For evaluation, we use the standard and publicly available particular object retrieval datasets: Oxford Buildings [24] and Paris Buildings [25]. Each dataset contains several thousands of images. Within these images, 55 queries are defined and a ROI containing the precise location of the landmark to be queried is defined. The retrieval performance is computed using mean average precision (mAP), where the mean is taken over all queries.
5.2 WR-MAC
As mentioned in Sect. 2.2, for a given image, R-MAC can be used to encode representations from any given CNN layer, but, similar to [12] we use the \(\texttt {res5c\_ReLU}\) representations for WR-MAC. A saliency map is computed using the \(\texttt {res5c\_ReLU}\) representations which is then normalized. The normalized map is used to generate weights. The weights are only applied at the time of aggregating the regional representations generated from the R-MAC grid. Note that prior to aggregation, these representations are \(l_2\) normalized, whitened with PCA and \(l_2\) normalized again. Similar to [12], we extract R-MAC and WR-MAC representations from 3 different scales of the given image: 550, 800, and, 1050 pixels on the largest side and maintaining the original aspect ratio. The representations from the 3 scales are aggregated and \(l_2\) normalized to obtain the final image representation.
5.3 Attention Model
The only parameter in the attention model which needs to be defined is the layer number, l, i.e. the CNN layer on which the attention model is to be applied. As at each layer, feature representations are computed using the representations from the previous layers, application of attention model at a certain layer affects the representations of all the layers above. As the number of layers is high for ResNet-IR network, we choose the following layers: (i) \(\texttt {res2c\_ReLU}\), (ii) : \(\texttt {res4b15\_ReLU}\), and, (iii) : \(\texttt {res5c\_ReLU}\) and evaluate their performance as described below.

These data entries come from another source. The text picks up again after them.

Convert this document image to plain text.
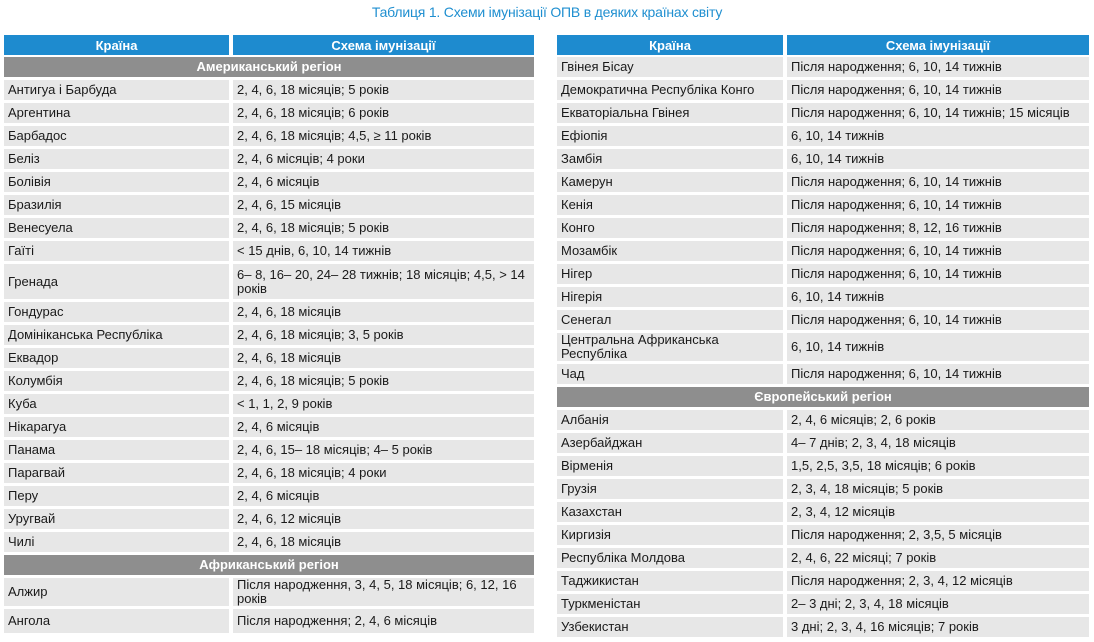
Таблиця 1. Схеми імунізації ОПВ в деяких країнах світу
Країна	Схема імунізації
Американський регіон	
Антигуа і Барбуда	2, 4, 6, 18 місяців; 5 років
Аргентина	2, 4, 6, 18 місяців; 6 років
Барбадос	2, 4, 6, 18 місяців; 4,5, ≥ 11 років
Беліз	2, 4, 6 місяців; 4 роки
Болівія	2, 4, 6 місяців
Бразилія	2, 4, 6, 15 місяців
Венесуела	2, 4, 6, 18 місяців; 5 років
Гаїті	< 15 днів, 6, 10, 14 тижнів
Гренада	6– 8, 16– 20, 24– 28 тижнів; 18 місяців; 4,5, > 14 років
Гондурас	2, 4, 6, 18 місяців
Домініканська Республіка	2, 4, 6, 18 місяців; 3, 5 років
Еквадор	2, 4, 6, 18 місяців
Колумбія	2, 4, 6, 18 місяців; 5 років
Куба	< 1, 1, 2, 9 років
Нікарагуа	2, 4, 6 місяців
Панама	2, 4, 6, 15– 18 місяців; 4– 5 років
Парагвай	2, 4, 6, 18 місяців; 4 роки
Перу	2, 4, 6 місяців
Уругвай	2, 4, 6, 12 місяців
Чилі	2, 4, 6, 18 місяців
Африканський регіон	
Алжир	Після народження, 3, 4, 5, 18 місяців; 6, 12, 16 років
Ангола	Після народження; 2, 4, 6 місяців
Країна	Схема імунізації
Гвінея Бісау	Після народження; 6, 10, 14 тижнів
Демократична Республіка Конго	Після народження; 6, 10, 14 тижнів
Екваторіальна Гвінея	Після народження; 6, 10, 14 тижнів; 15 місяців
Ефіопія	6, 10, 14 тижнів
Замбія	6, 10, 14 тижнів
Камерун	Після народження; 6, 10, 14 тижнів
Кенія	Після народження; 6, 10, 14 тижнів
Конго	Після народження; 8, 12, 16 тижнів
Мозамбік	Після народження; 6, 10, 14 тижнів
Нігер	Після народження; 6, 10, 14 тижнів
Нігерія	6, 10, 14 тижнів
Сенегал	Після народження; 6, 10, 14 тижнів
Центральна Африканська Республіка	6, 10, 14 тижнів
Чад	Після народження; 6, 10, 14 тижнів
Європейський регіон	
Албанія	2, 4, 6 місяців; 2, 6 років
Азербайджан	4– 7 днів; 2, 3, 4, 18 місяців
Вірменія	1,5, 2,5, 3,5, 18 місяців; 6 років
Грузія	2, 3, 4, 18 місяців; 5 років
Казахстан	2, 3, 4, 12 місяців
Киргизія	Після народження; 2, 3,5, 5 місяців
Республіка Молдова	2, 4, 6, 22 місяці; 7 років
Таджикистан	Після народження; 2, 3, 4, 12 місяців
Туркменістан	2– 3 дні; 2, 3, 4, 18 місяців
Узбекистан	3 дні; 2, 3, 4, 16 місяців; 7 років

Given a query image and a ResNet-IR layer, \(l'\) (sampled as mentioned above), the feature representations at the output of layer \(l'\) are used to compute the normalized saliency map. Thus, it is to be noted that the saliency map used in the experiments vary, i.e. for WR-MAC the saliency map is defined over the \(\texttt {res5c\_ReLU}\) representations, while for attention model it is defined over the layer, \(l'\). The modulated representations of the layer, \(l'\) are then used as an input to the layer, \(l'+1\), and feed-forwarded through the remaining layers of ResNet-IR to obtain the final \(\texttt {res5c\_ReLU}\) representations. The \(\texttt {res5c\_ReLU}\) representations are then encoded as discussed in Sect. 5.2.
5.4 Results
In order to better interpret the results, the following points need to be noted: (i) the spatial attention model is only applied to the query side, and (ii) the proposed encoding method, WR-MAC, is applied to both the query and database images.

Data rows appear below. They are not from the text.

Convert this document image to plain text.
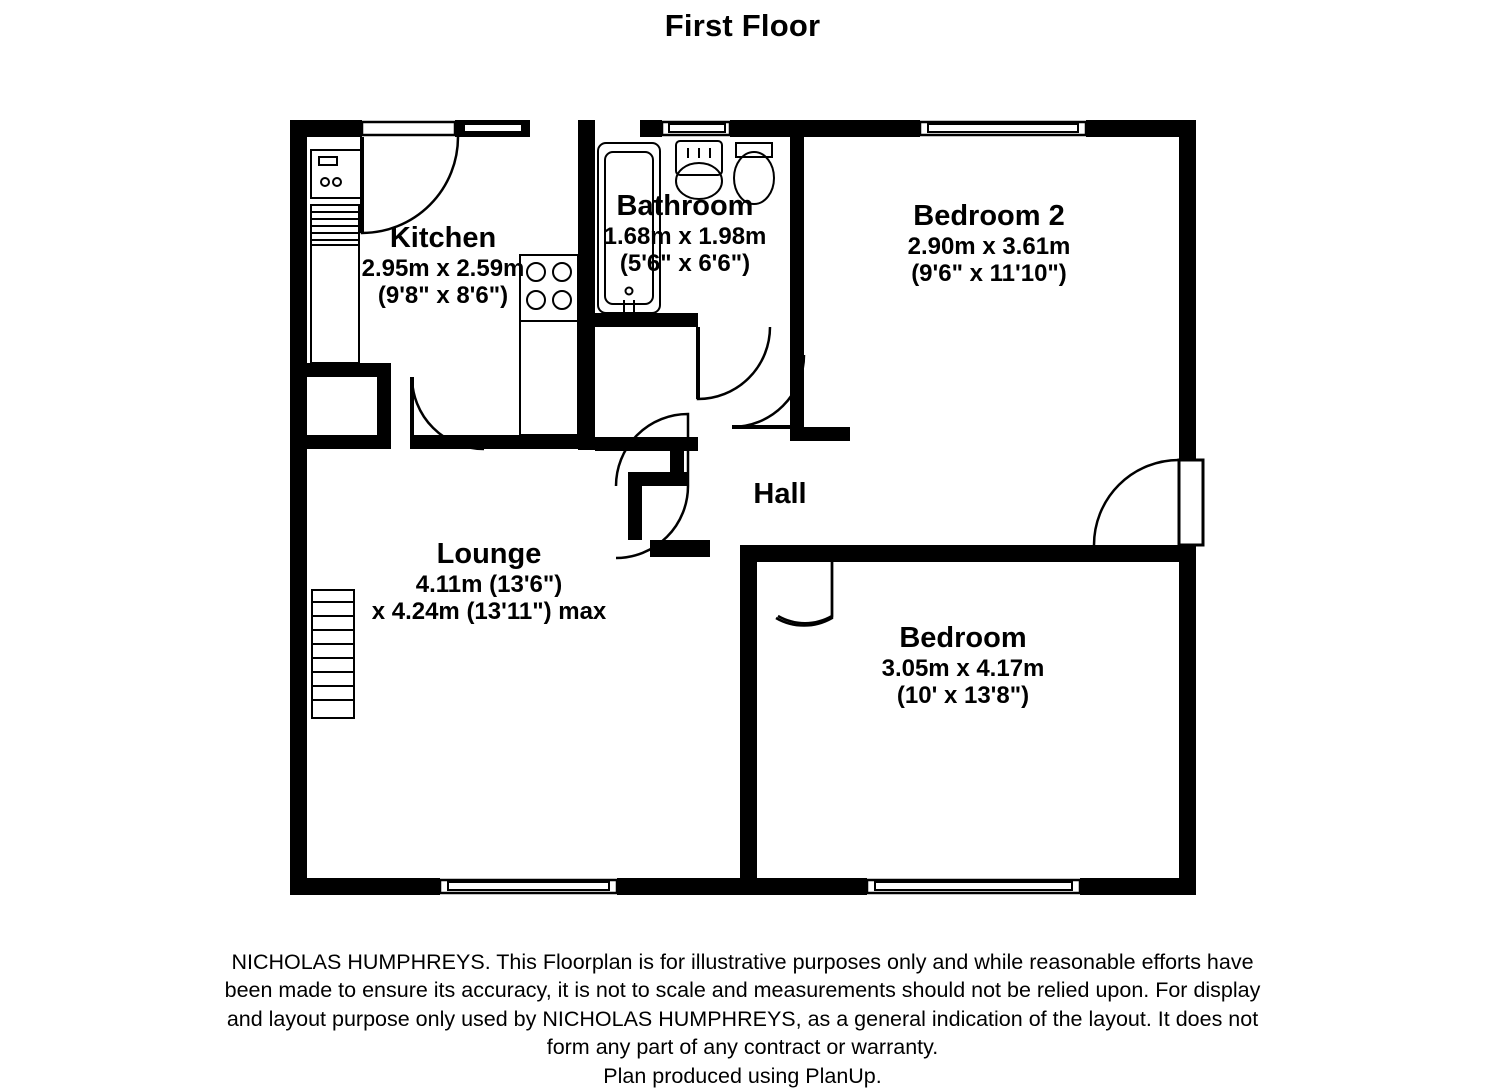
First Floor
Kitchen
2.95m x 2.59m
(9'8" x 8'6")
Bathroom
1.68m x 1.98m
(5'6" x 6'6")
Bedroom 2
2.90m x 3.61m
(9'6" x 11'10")
Hall
Lounge
4.11m (13'6")
x 4.24m (13'11") max
Bedroom
3.05m x 4.17m
(10' x 13'8")

NICHOLAS HUMPHREYS. This Floorplan is for illustrative purposes only and while reasonable efforts have

been made to ensure its accuracy, it is not to scale and measurements should not be relied upon. For display

and layout purpose only used by NICHOLAS HUMPHREYS, as a general indication of the layout. It does not

form any part of any contract or warranty.

Plan produced using PlanUp.
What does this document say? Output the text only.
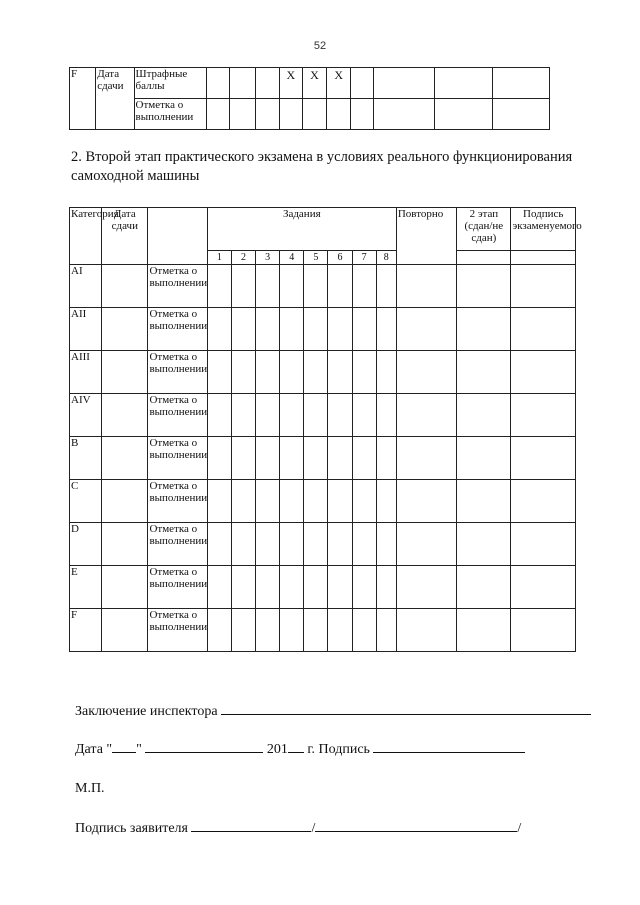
52
F	Дата сдачи	Штрафные баллы				X	X	X				
		Отметка о выполнении										
2. Второй этап практического экзамена в условиях реального функционирования самоходной машины
Категория	Дата сдачи		Задания								Повторно	2 этап (сдан/не сдан)	Подпись экзаменуемого
			1	2	3	4	5	6	7	8			
AI		Отметка о выполнении											
AII		Отметка о выполнении											
AIII		Отметка о выполнении											
AIV		Отметка о выполнении											
B		Отметка о выполнении											
C		Отметка о выполнении											
D		Отметка о выполнении											
E		Отметка о выполнении											
F		Отметка о выполнении											
Заключение инспектора
Дата " "	201 г. Подпись
М.П.
Подпись заявителя	/	/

The motivation for evaluating the performance of attention model across different CNN layers is to observe where in the CNN should the contextual representations be suppressed. In other words, should it be suppressed as early as lower level layers (\(\texttt {res2c\_ReLU}\)), or, late at high level layers (\(\texttt {res5c\_ReLU}\)), or, somewhere in between at mid level (\(\texttt {res4b15\_ReLU}\)). From the results in Table 1, it can be observed that performance across all the layers (considered in Table 1) improve over the baseline (Table 2). However, the performance of \(\texttt {res4b15\_ReLU}\) layer representations is more consistent across the datasets. As such we consider spatial attention model (SA) applied on \(\texttt {res4b15\_ReLU}\) layer representations as our proposed model and compare with the existing approaches in Table 2. Similar to Sect. 5.3, for all the models in Table 2, the \(\texttt {res5c\_ReLU}\) representations are obtained and then encoded as discussed in Sect. 5.2. All the models FQ, AQ, and SA perform better than the baseline RQ due to the addition of contextual information in the final image representation. However, the SA model outperforms the existing models across both the datasets.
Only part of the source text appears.